39      Il convient en effet de rappeler que les énonciations d’une déclaration écrite faite sous serment par une personne liée, de quelque manière que ce soit, à la société qui l’invoque doivent, en tout état de cause, être corroborées par d’autres éléments de preuve [arrêts du 18 novembre 2015, Liu/OHMI – DSN Marketing (Étui d’ordinateur portable), T‑813/14, non publié, EU:T:2015:868, point 29, et du 13 décembre 2017, Delfin Wellness/EUIPO – Laher (Cabines à infrarouge et de sauna), T‑114/16, non publié, EU:T:2017:899, point 91].

40      Par ailleurs, il convient de constater, à l’instar de la chambre de recours, que la déclaration sous serment manque, à certains égards, de clarté. En particulier, la qualité de la photo insérée dans ladite déclaration au sujet du patch qui aurait été produit à partir de 2000 ne permet pas de distinguer nettement les détails dudit produit ni d’éventuelles indications d’ordre temporel. De plus, le dessin au trait figurant dans la déclaration en cause au sujet de ce patch correspond aussi bien au dessin AS 4 daté de 2000 qu’aux dessins AS 5 et AS 6, datés de 2008, mais ne correspond pas aux dessins AS 1 et AS 2 datés respectivement de 1995 et de 1998.

41      En quatrième lieu, la chambre de recours a considéré que  les reproductions incluses dans les catalogues de produits ne pouvaient prouver ni la divulgation des dessins AS 1 et AS 2, car ces reproductions ne correspondaient pas auxdits dessins, ni la divulgation des dessins AS 5 et AS 6, car des catalogues de produits des années 2002/2003 et 2005 ne pouvaient pas prouver l’existence de produits qui n’auraient été conçus qu’en 2008 (point 32 de la décision attaquée). En particulier, elle a précisé que, contrairement à ce que la requérante affirmait, les reproductions de produits incluses dans ces catalogues ne correspondaient pas au dessin AS 1, dans la mesure où ces reproductions montraient une aide pour décoller le patch sous la forme d’une saillie (ou languette) rectangulaire, qui était absente du dessin AS 1 (point 29 de la décision attaquée).
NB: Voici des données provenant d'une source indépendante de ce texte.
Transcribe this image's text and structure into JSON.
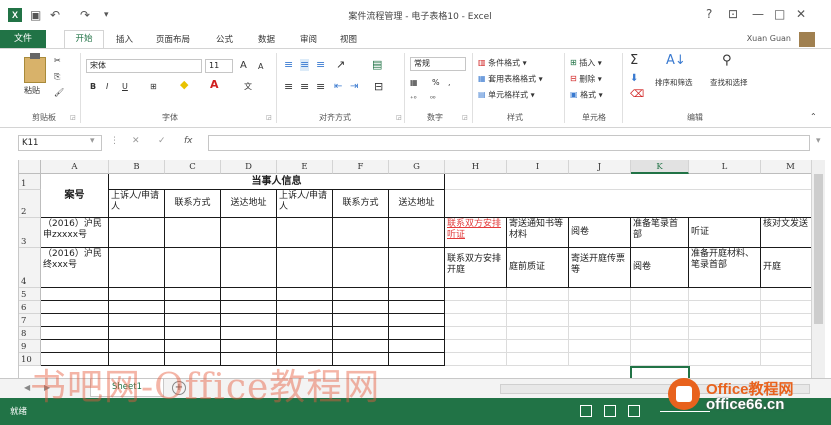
{
  "window": {
    "title": "案件流程管理 - 电子表格10 - Excel",
    "help": "?",
    "controls": [
      "⊡",
      "—",
      "□",
      "✕"
    ]
  },
  "user": {
    "name": "Xuan Guan"
  },
  "ribbon_tabs": [
    "文件",
    "开始",
    "插入",
    "页面布局",
    "公式",
    "数据",
    "审阅",
    "视图"
  ],
  "active_tab": "开始",
  "ribbon": {
    "clipboard": {
      "paste": "粘贴",
      "label": "剪贴板"
    },
    "font": {
      "name": "宋体",
      "size": "11",
      "grow": "A",
      "shrink": "A",
      "bold": "B",
      "italic": "I",
      "underline": "U",
      "label": "字体"
    },
    "alignment": {
      "label": "对齐方式"
    },
    "number": {
      "format": "常规",
      "percent": "%",
      "comma": ",",
      "label": "数字"
    },
    "styles": {
      "conditional": "条件格式",
      "table": "套用表格格式",
      "cell": "单元格样式",
      "label": "样式"
    },
    "cells": {
      "insert": "插入",
      "delete": "删除",
      "format": "格式",
      "label": "单元格"
    },
    "editing": {
      "sum": "Σ",
      "sort": "排序和筛选",
      "find": "查找和选择",
      "label": "编辑"
    }
  },
  "formula_bar": {
    "name_box": "K11",
    "cancel": "✕",
    "enter": "✓",
    "fx": "fx",
    "value": ""
  },
  "columns": [
    "A",
    "B",
    "C",
    "D",
    "E",
    "F",
    "G",
    "H",
    "I",
    "J",
    "K",
    "L",
    "M"
  ],
  "selected_column": "K",
  "rows": [
    "1",
    "2",
    "3",
    "4",
    "5",
    "6",
    "7",
    "8",
    "9",
    "10"
  ],
  "table": {
    "case_no_header": "案号",
    "party_header": "当事人信息",
    "sub_headers": [
      "上诉人/申请人",
      "联系方式",
      "送达地址",
      "上诉人/申请人",
      "联系方式",
      "送达地址"
    ],
    "row3": {
      "a": "（2016）沪民申zxxxx号",
      "h": "联系双方安排听证",
      "i": "寄送通知书等材料",
      "j": "阅卷",
      "k": "准备笔录首部",
      "l": "听证",
      "m": "核对文发送"
    },
    "row4": {
      "a": "（2016）沪民终xxx号",
      "h": "联系双方安排开庭",
      "i": "庭前质证",
      "j": "寄送开庭传票等",
      "k": "阅卷",
      "l": "准备开庭材料、笔录首部",
      "m": "开庭"
    }
  },
  "sheet_tabs": [
    "Sheet1"
  ],
  "add_sheet": "+",
  "status": {
    "text": "就绪"
  },
  "watermark": {
    "left": "书吧网-Office教程网",
    "right_top": "Office教程网",
    "right_bottom": "office66.cn"
  }
}
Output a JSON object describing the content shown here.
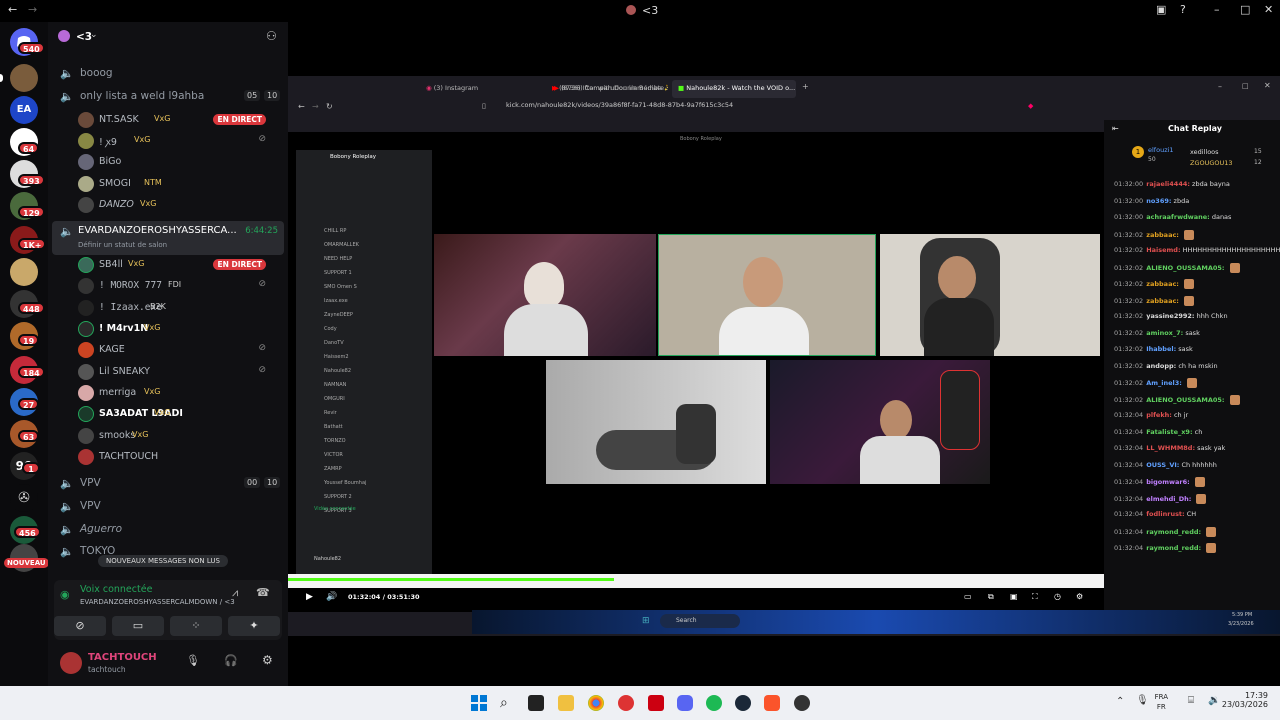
{
  "window": {
    "title": "<3"
  },
  "server": {
    "name": "<3"
  },
  "rail_badges": [
    "540",
    "64",
    "393",
    "129",
    "1K+",
    "448",
    "19",
    "184",
    "27",
    "63",
    "1",
    "456"
  ],
  "rail_new_label": "NOUVEAU",
  "channels": [
    {
      "name": "booog",
      "type": "voice"
    },
    {
      "name": "only lista a weld l9ahba",
      "type": "voice",
      "counts": [
        "05",
        "10"
      ]
    },
    {
      "name": "EVARDANZOEROSHYASSERCA...",
      "type": "voice",
      "active": true,
      "timer": "6:44:25",
      "status_hint": "Définir un statut de salon"
    },
    {
      "name": "VPV",
      "type": "voice",
      "counts": [
        "00",
        "10"
      ]
    },
    {
      "name": "VPV",
      "type": "voice"
    },
    {
      "name": "Aguerro",
      "type": "voice"
    },
    {
      "name": "TOKYO",
      "type": "voice"
    }
  ],
  "users_group1": [
    {
      "name": "NT.SASK",
      "tag": "VxG",
      "live": true
    },
    {
      "name": "! ꭗ9",
      "tag": "VxG"
    },
    {
      "name": "BiGo",
      "tag": ""
    },
    {
      "name": "SMOGI",
      "tag": "NTM"
    },
    {
      "name": "DANZO",
      "tag": "VxG"
    }
  ],
  "users_group2": [
    {
      "name": "SB4ll",
      "tag": "VxG",
      "live": true
    },
    {
      "name": "! MOROX 777",
      "tag": "FDI"
    },
    {
      "name": "! Izaax.exe",
      "tag": "B2K"
    },
    {
      "name": "! M4rv1N",
      "tag": "VxG"
    },
    {
      "name": "KAGE",
      "tag": ""
    },
    {
      "name": "Lil SNEAKY",
      "tag": ""
    },
    {
      "name": "merriga",
      "tag": "VxG"
    },
    {
      "name": "SA3ADAT L9ADI",
      "tag": "VxG"
    },
    {
      "name": "smooks",
      "tag": "VxG"
    },
    {
      "name": "TACHTOUCH",
      "tag": ""
    }
  ],
  "live_label": "EN DIRECT",
  "new_messages_pill": "NOUVEAUX MESSAGES NON LUS",
  "voice": {
    "status": "Voix connectée",
    "channel": "EVARDANZOEROSHYASSERCALMDOWN / <3"
  },
  "user": {
    "display": "TACHTOUCH",
    "username": "tachtouch"
  },
  "browser": {
    "tabs": [
      "(8736) Iftar with Dounia Bomba ✨ ...",
      "(3) Instagram",
      "(8736) Comparution immédiate : jug...",
      "Nahoule82k - Watch the VOID o..."
    ],
    "url": "kick.com/nahoule82k/videos/39a86f8f-fa71-48d8-87b4-9a7f615c3c54",
    "chat_title": "Chat Replay",
    "leaderboard": [
      {
        "name": "elfouzi1",
        "score": "50"
      },
      {
        "name": "xedilloos",
        "score": "15"
      },
      {
        "name": "ZGOUGOU13",
        "score": "12"
      }
    ],
    "time": "01:32:04 / 03:51:30"
  },
  "nested_discord": {
    "server": "Bobony Roleplay",
    "title": "Bobony Roleplay",
    "channels": [
      "CHILL RP",
      "OMARMALLEK",
      "NEED HELP",
      "SUPPORT 1",
      "SMO Omen S",
      "Izaax.exe",
      "ZayneDEEP",
      "Cody",
      "DanoTV",
      "Haissem2",
      "Nahoule82",
      "NAMNAN",
      "OMGURI",
      "Revir",
      "Bathatt",
      "TORNZO",
      "VICTOR",
      "ZAMRP",
      "Youssef Boumhaj",
      "SUPPORT 2",
      "SUPPORT 3"
    ],
    "video_connected": "Vidéo connectée",
    "user": "Nahoule82"
  },
  "chat_messages": [
    {
      "t": "01:32:00",
      "u": "rajaeli4444",
      "m": "zbda bayna",
      "c": "#e05050"
    },
    {
      "t": "01:32:00",
      "u": "no369",
      "m": "zbda",
      "c": "#60a0ff"
    },
    {
      "t": "01:32:00",
      "u": "achraafrwdwane",
      "m": "danas",
      "c": "#60d060"
    },
    {
      "t": "01:32:02",
      "u": "zabbaac",
      "m": "",
      "c": "#e0a020"
    },
    {
      "t": "01:32:02",
      "u": "Haisemd",
      "m": "HHHHHHHHHHHHHHHHHHHHHHHHHHHHH",
      "c": "#e05050"
    },
    {
      "t": "01:32:02",
      "u": "ALIENO_OUSSAMA05",
      "m": "",
      "c": "#60d060"
    },
    {
      "t": "01:32:02",
      "u": "zabbaac",
      "m": "",
      "c": "#e0a020"
    },
    {
      "t": "01:32:02",
      "u": "zabbaac",
      "m": "",
      "c": "#e0a020"
    },
    {
      "t": "01:32:02",
      "u": "yassine2992",
      "m": "hhh Chkn",
      "c": "#ddd"
    },
    {
      "t": "01:32:02",
      "u": "aminox_7",
      "m": "sask",
      "c": "#60d060"
    },
    {
      "t": "01:32:02",
      "u": "Ihabbel",
      "m": "sask",
      "c": "#60a0ff"
    },
    {
      "t": "01:32:02",
      "u": "andopp",
      "m": "ch ha mskin",
      "c": "#ddd"
    },
    {
      "t": "01:32:02",
      "u": "Am_inel3",
      "m": "",
      "c": "#60a0ff"
    },
    {
      "t": "01:32:02",
      "u": "ALIENO_OUSSAMA05",
      "m": "",
      "c": "#60d060"
    },
    {
      "t": "01:32:04",
      "u": "plfekh",
      "m": "ch jr",
      "c": "#e05050"
    },
    {
      "t": "01:32:04",
      "u": "Fataliste_x9",
      "m": "ch",
      "c": "#60d060"
    },
    {
      "t": "01:32:04",
      "u": "LL_WHMM8d",
      "m": "sask yak",
      "c": "#e05050"
    },
    {
      "t": "01:32:04",
      "u": "OUSS_VI",
      "m": "Ch hhhhhh",
      "c": "#60a0ff"
    },
    {
      "t": "01:32:04",
      "u": "bigomwar6",
      "m": "",
      "c": "#c080ff"
    },
    {
      "t": "01:32:04",
      "u": "elmehdi_Dh",
      "m": "",
      "c": "#c080ff"
    },
    {
      "t": "01:32:04",
      "u": "fodlinrust",
      "m": "CH",
      "c": "#e05050"
    },
    {
      "t": "01:32:04",
      "u": "raymond_redd",
      "m": "",
      "c": "#60d060"
    },
    {
      "t": "01:32:04",
      "u": "raymond_redd",
      "m": "",
      "c": "#60d060"
    }
  ],
  "taskbar": {
    "lang": [
      "FRA",
      "FR"
    ],
    "time": "17:39",
    "date": "23/03/2026"
  },
  "inner_taskbar": {
    "search": "Search",
    "time": "5:39 PM",
    "date": "3/23/2026"
  },
  "colors": {
    "accent_green": "#23a55a",
    "live_red": "#da373c",
    "kick_green": "#53fc18"
  }
}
42      La requérante fait valoir que les catalogues de produits prouvent, à eux seuls, la commercialisation, dès 1996, ou, à tout le moins, dès 2002, d’un patch de trachéotomie présentant toutes les caractéristiques du dessin ou modèle contesté. À cet égard, elle indique que le catalogue de produits des années 2002/2003 comporte, à la page 11, une illustration correspondant au dessin AS 1 et que « la forme ovale » est visible dès les pages 13 et 14 du catalogue de l’année 2005.

43      Toutefois, l’argumentation de la requérante doit être écartée. En effet, le catalogue de produits des années 2002/2003 ne comporte pas, à la page 11, une illustration suffisamment précise et complète permettant d’identifier le dessin AS 1. Par ailleurs, pour autant que la requérante fait référence à un patch de trachéotomie présentant toutes les caractéristiques du dessin ou modèle contesté, commercialisé dès 1996 ou, à tout le moins, dès 2002, ou à une « forme ovale », sans identifier précisément et individuellement le dessin ou modèle antérieur dont elle entendrait démontrer la divulgation, cette argumentation doit être écartée comme insuffisamment étayée, ainsi qu’il a été dit au point 36 ci-dessus.

44      Il résulte de ce qui précède que, compte tenu des pièces, considérées dans leur ensemble, produites par la requérante, la chambre de recours a considéré à bon droit que seule la divulgation des dessins AS 4 et AS 7 était établie.

 Sur le caractère individuel

45      Il ressort du libellé de l’article 6, paragraphe 1, sous b), du règlement no 6/2002 que le caractère individuel doit être apprécié, dans le cas d’un dessin ou modèle communautaire enregistré, au regard de l’impression globale produite sur l’utilisateur averti. Cette dernière doit être différente de celle produite par tout dessin ou modèle divulgué au public avant la date de dépôt de la demande d’enregistrement. L’article 6, paragraphe 2, dudit règlement précise qu’il convient de tenir compte, dans l’appréciation du caractère individuel, du degré de liberté du créateur dans l’élaboration de ce dessin ou modèle.

 Sur le degré de liberté du créateur

46      Le degré de liberté du créateur dans l’élaboration du dessin ou modèle est défini à partir, notamment, des contraintes liées aux caractéristiques imposées par la fonction technique du produit ou d’un élément du produit, ou encore des prescriptions légales applicables au produit. Ces contraintes conduisent à une normalisation de certaines caractéristiques, devenant alors communes aux dessins ou modèles appliqués au produit concerné [arrêt du 18 mars 2010, Grupo Promer Mon Graphic/OHMI – PepsiCo (Représentation d’un support promotionnel circulaire), T‑9/07, EU:T:2010:96, point 67].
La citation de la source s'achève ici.